Differential Diagnosis of Sinus Tachycardia
Sinus tachycardia represents a heterogeneous group of conditions that must be systematically categorized into physiological/secondary causes, pathological causes, and primary sinus tachycardia syndromes—each requiring distinct diagnostic and management approaches. 1, 2
Physiological and Secondary Causes
The most common category involves appropriate sinus tachycardia responding to identifiable stressors:
Cardiovascular and Hemodynamic
- Hypovolemia/shock from dehydration, hemorrhage, or fluid losses 1, 2
- Hypotension requiring compensatory heart rate increase 2
- Anemia causing increased cardiac output demands 1, 2
- Heart failure with compensatory tachycardia 1, 2
- Myocardial ischemia or infarction 2
- Pulmonary embolism 2
Metabolic and Systemic
- Hypoxemia from any cause—one of the most common reversible triggers 2
- Fever/infection driving catecholamine release 1, 2
- Hyperthyroidism causing persistent tachycardia 1, 2
- Pheochromocytoma with episodic catecholamine surges 2
- Acidosis affecting sinus node automaticity 1
Pharmacological and Substance-Related
- Stimulants: caffeine, alcohol, nicotine 1, 2
- Prescribed medications: salbutamol, aminophylline, atropine, catecholamines 1
- Recreational/illicit drugs: amphetamines, cocaine, ecstasy, cannabis 1
- Anticancer agents: anthracyclines (doxorubicin, daunorubicin) causing acute cardiotoxicity 1
Physiological States
Primary Sinus Tachycardia Syndromes
These represent intrinsic sinus node or autonomic dysfunction requiring different management:
Inappropriate Sinus Tachycardia (IST)
- Persistent resting heart rate >100 bpm with mean 24-hour heart rate >90 bpm after excluding all secondary causes 1, 2
- Excessive heart rate increase with minimal activity 1
- Non-paroxysmal pattern distinguishing it from reentrant arrhythmias 1
- Demographics: 90% female, mean age 38 years, often healthcare professionals 1, 3
- Mechanism: Enhanced sinus node automaticity or abnormal autonomic regulation with excess sympathetic/reduced parasympathetic tone 1
Postural Orthostatic Tachycardia Syndrome (POTS)

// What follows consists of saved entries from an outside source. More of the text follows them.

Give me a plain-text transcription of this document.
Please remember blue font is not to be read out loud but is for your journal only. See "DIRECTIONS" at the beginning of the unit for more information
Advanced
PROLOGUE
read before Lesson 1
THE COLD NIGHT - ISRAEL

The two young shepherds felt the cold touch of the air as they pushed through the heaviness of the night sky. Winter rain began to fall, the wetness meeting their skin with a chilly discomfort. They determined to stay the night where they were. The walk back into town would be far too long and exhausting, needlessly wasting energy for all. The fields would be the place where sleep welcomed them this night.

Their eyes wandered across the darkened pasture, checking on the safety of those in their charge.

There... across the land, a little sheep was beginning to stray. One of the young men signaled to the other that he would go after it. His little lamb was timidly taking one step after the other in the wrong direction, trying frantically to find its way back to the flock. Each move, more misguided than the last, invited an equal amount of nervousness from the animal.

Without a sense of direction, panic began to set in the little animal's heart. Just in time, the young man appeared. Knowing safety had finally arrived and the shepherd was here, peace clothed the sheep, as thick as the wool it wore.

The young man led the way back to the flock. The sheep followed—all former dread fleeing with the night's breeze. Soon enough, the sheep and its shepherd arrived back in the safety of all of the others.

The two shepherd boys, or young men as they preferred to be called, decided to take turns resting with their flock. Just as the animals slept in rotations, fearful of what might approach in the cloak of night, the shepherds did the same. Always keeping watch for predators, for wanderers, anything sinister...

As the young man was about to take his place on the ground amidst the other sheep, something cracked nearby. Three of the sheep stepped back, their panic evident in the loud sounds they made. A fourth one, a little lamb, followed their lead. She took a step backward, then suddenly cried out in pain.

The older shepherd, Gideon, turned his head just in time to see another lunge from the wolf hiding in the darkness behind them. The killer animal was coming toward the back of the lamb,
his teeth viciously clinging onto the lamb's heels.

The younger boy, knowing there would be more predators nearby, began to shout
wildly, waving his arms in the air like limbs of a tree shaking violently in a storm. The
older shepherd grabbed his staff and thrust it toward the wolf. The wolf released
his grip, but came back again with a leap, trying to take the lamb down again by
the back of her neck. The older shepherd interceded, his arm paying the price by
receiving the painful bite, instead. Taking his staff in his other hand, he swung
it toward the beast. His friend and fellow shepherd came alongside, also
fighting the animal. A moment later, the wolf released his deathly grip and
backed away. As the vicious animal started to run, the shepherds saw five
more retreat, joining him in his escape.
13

- Excessive heart rate increase with postural change (>30 bpm or >120 bpm within 10 minutes of standing) 1, 2
- Must be distinguished from IST before treatment, as rate control in POTS causes severe orthostatic hypotension 2
- Symptoms include dizziness, presyncope, and orthostatic intolerance 1
Sinus Node Reentry Tachycardia
- Paroxysmal episodes distinguishing it from other sinus tachycardias 1
- P-wave morphology identical to sinus rhythm 1, 3
- Endocardial activation pattern: superior-to-inferior and right-to-left 1
- Reentrant mechanism involving the sinus node 1
Other Arrhythmias Mimicking Sinus Tachycardia
Critical to exclude these from the differential:
Supraventricular Tachycardias
- Atrial tachycardia: P waves in second half of cycle, rate 100-250 bpm, may be associated with digitalis toxicity 3
- AVNRT: Absent or barely visible P waves, pseudo r' in V1, pseudo S in inferior leads, rate 140-250 bpm 4, 3
- AVRT: Accessory pathway involvement, may show pre-excitation on baseline ECG 3
Wide Complex Tachycardia
- Sinus tachycardia with bundle branch block can masquerade as ventricular tachycardia 5
- Requires careful ECG analysis showing P waves with normal morphology preceding each QRS 5
Diagnostic Algorithm
Initial ECG Assessment
- Confirm P-wave morphology: positive in leads I, II, aVF; negative in aVR; axis 0-90 degrees 1
- Verify non-paroxysmal pattern to distinguish from reentrant mechanisms 1
- Assess QRS width and regularity to exclude other arrhythmias 3
Systematic Exclusion of Secondary Causes
- Complete blood count for anemia or infection 2
- Thyroid function tests (TSH, free T4) for hyperthyroidism 2
- Medication and substance review including over-the-counter and illicit drugs 1, 2
- Echocardiogram if myocarditis, structural heart disease, or heart failure suspected 2
- 24-hour Holter monitoring if IST suspected, documenting persistent daytime tachycardia with nocturnal normalization 1, 2
Critical Pitfall
Never attempt rate control in compensatory sinus tachycardia (hypovolemia, hypoxemia, heart failure) as cardiac output depends on elevated heart rate and suppression can be catastrophic 2. Always identify and treat the underlying cause first 1, 2.